I was reading this ACLU blog post about how DreamHost was served with a warrant to hand over IP addresses of some 1.3 million visitors to a website they host, and it got me thinking: do websites really need to store IP addresses of their visitors?
There are a lot of VPN companies such as Private Internet Access that advertise far and wide that they explicitly chose not to keep any logs. The idea is that if the VPN provider is served with a warrant for user activity, they would have no data to hand over, because they never stored anything in the first place. Why don't websites do that?
Most websites log your IP address like crazy -- at the very least, your IP might show up in the server access logs as you navigate the site. Software like Apache httpd or nginx log IP's by default in their access logs. Furthermore, most web apps would explicitly store IP addresses in comments posted by visitors or in account logs. I'm guilty of this too: I log the IP address for each comment posted, but I realized now that I never actually do anything with that information, so I probably don't need to bother storing IP addresses at all.
At one point I thought storing IP addresses might be useful in case I had to ban a spammy user. But I never do that, because banning users by IP addresses is not effective: a lot of users have wildly dynamic IP's that change frequently, a whole other subset of users can change their own IP just by rebooting their cable modem, and if you keep a long-term ban of an IP ("you can never visit my site again!"), you'll just end up banning innocent users who have inherited the banned IP address.
Configure your web server software (Apache, nginx, etc.) to not store IPs in access logs. They do by default, so you'd have to explicitly configure them not to.
In your custom web app, think long and hard every time you consider putting an IP address into your database or application logs. The default answer should be "do NOT store them without a good reason."
If you have a good reason to store the IP address, still consider the length of time that you need to store it and how to make bulk record warrants impractical. Ideally, you should only store them in memory (not written to the filesystem, where they might be left in an old log file or recovered by file undeletion tools) and get rid of them as soon as you no longer need them.
If you need to temporarily store IP addresses to rate limit failed login attempts and protect account passwords from being brute forced "online," you could store this information temporarily in Redis. A typical rate limiting scheme might be to prevent more than 5 failed login attempts over the span of 30 minutes, so in this example you wouldn't need to cache an IP any longer than 30 minutes or so.
If you need to compare IP addresses (i.e. to tell whether the current request has an IP that matches a recently seen user), you might store hashes of the IP address rather than the IP address itself. This would serve the purpose of uniquely identifying users, but obfuscates their IP address. If you're asked to hand over records, you would hand over the list of hashes because you didn't store the original IP.
But hashes can be brute forced (basically by guessing every possible IP address, and checking if the hash matches), and IP addresses are particularly predictable, so you'd wanna use a slow hashing algorithm.
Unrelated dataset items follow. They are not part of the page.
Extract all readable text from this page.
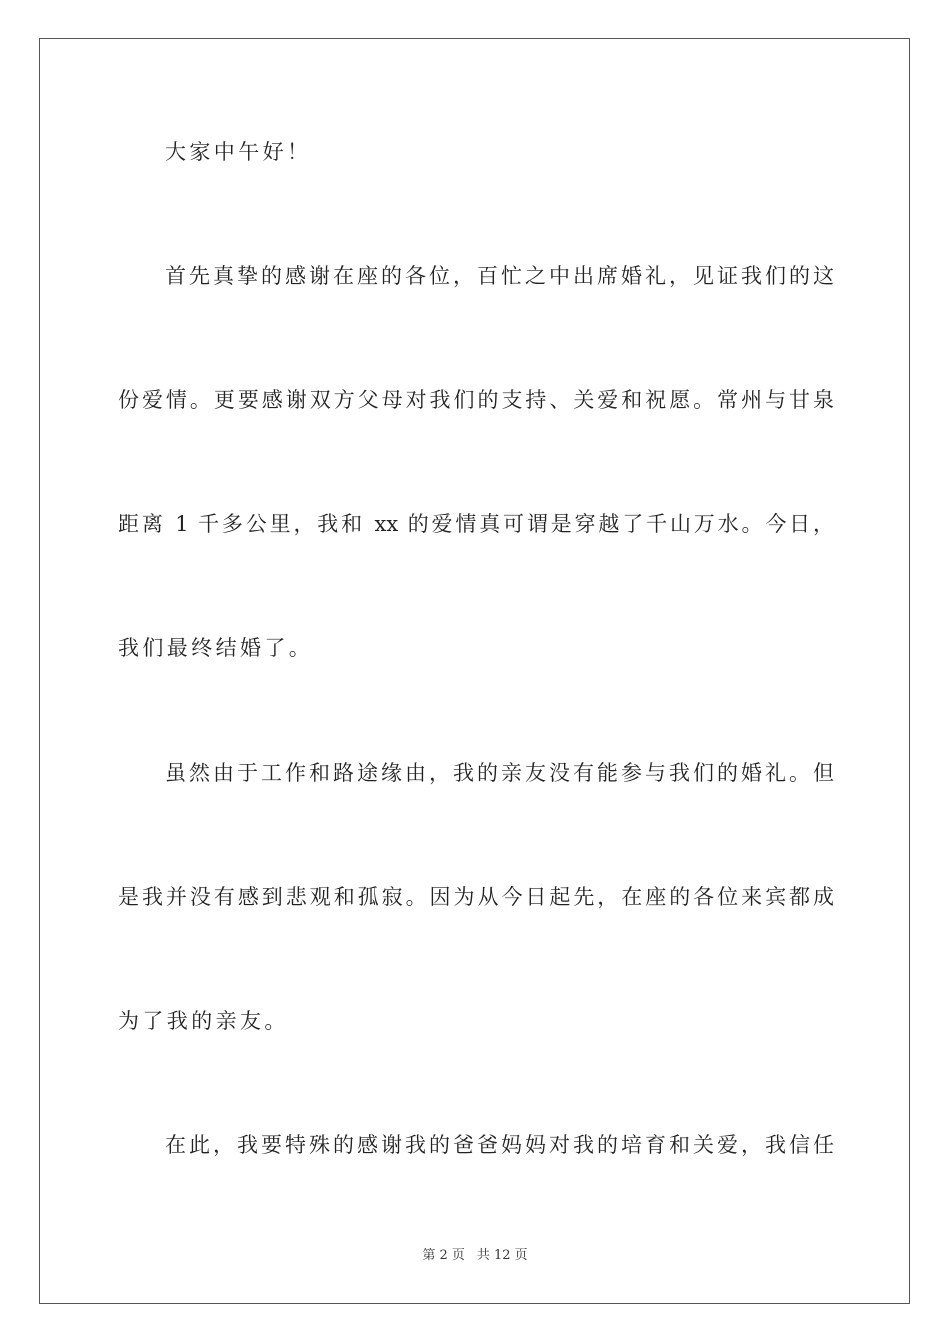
大家中午好！
首先真挚的感谢在座的各位，百忙之中出席婚礼，见证我们的这
份爱情。更要感谢双方父母对我们的支持、关爱和祝愿。常州与甘泉
距离 1 千多公里，我和 xx 的爱情真可谓是穿越了千山万水。今日，
我们最终结婚了。
虽然由于工作和路途缘由，我的亲友没有能参与我们的婚礼。但
是我并没有感到悲观和孤寂。因为从今日起先，在座的各位来宾都成
为了我的亲友。
在此，我要特殊的感谢我的爸爸妈妈对我的培育和关爱，我信任
第 2 页 共 12 页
Use a purposefully slow hashing algorithm like bcrypt or Argon2. These hashing algorithms are designed for securely storing passwords by making it so it takes a "long time" to compute even a single hash.
So at best, the site host could hand over a list of bcrypt hashes for the most recent hour-or-so of user activity, and let them have fun brute forcing the IP addresses that correspond to those hashes. There are only 4 billion IPv4 addresses, so while it would be slow, they might eventually crack all of them. But for IPv6 addresses? They'd probably never brute force even a single bcrypt hash. That's akin to randomly guessing an AES 128-bit encryption key (something I've never heard of being done successfully), because IPv6 addresses are also 128-bit numbers! Have fun slowly passing those through a bcrypt algorithm one at a time.
If your site is actively being hammered by a spammer, you would be able to determine their IP address at the time because you store it temporarily in Redis or somewhere. So when you're under active attack, you can figure out WTF is going on and blackhole the IP address or whatever.
But two weeks later? When that spammer has given up and gone home? Your server should retain no trace at all of that IP address anywhere. No log files, no databases, it should've been long since purged from Redis and nowhere to be seen in the system RAM.
I'll update my Rophako CMS to not explicitly store IP addresses in its database files, and configure nginx to not log IPs into the log files.
I literally never check IP addresses so I don't expect that this will disrupt anything. Your use case might be different. If you do need to store addresses temporarily, still do so carefully as outlined above.
I think "not storing IPs of website visitors" could become a selling point for privacy-oriented websites in the future, just like it is for VPN providers now. My blog is neither of those things, but my blog has always been where I get to experiment with neat things like this, so I'll be trying this anyway.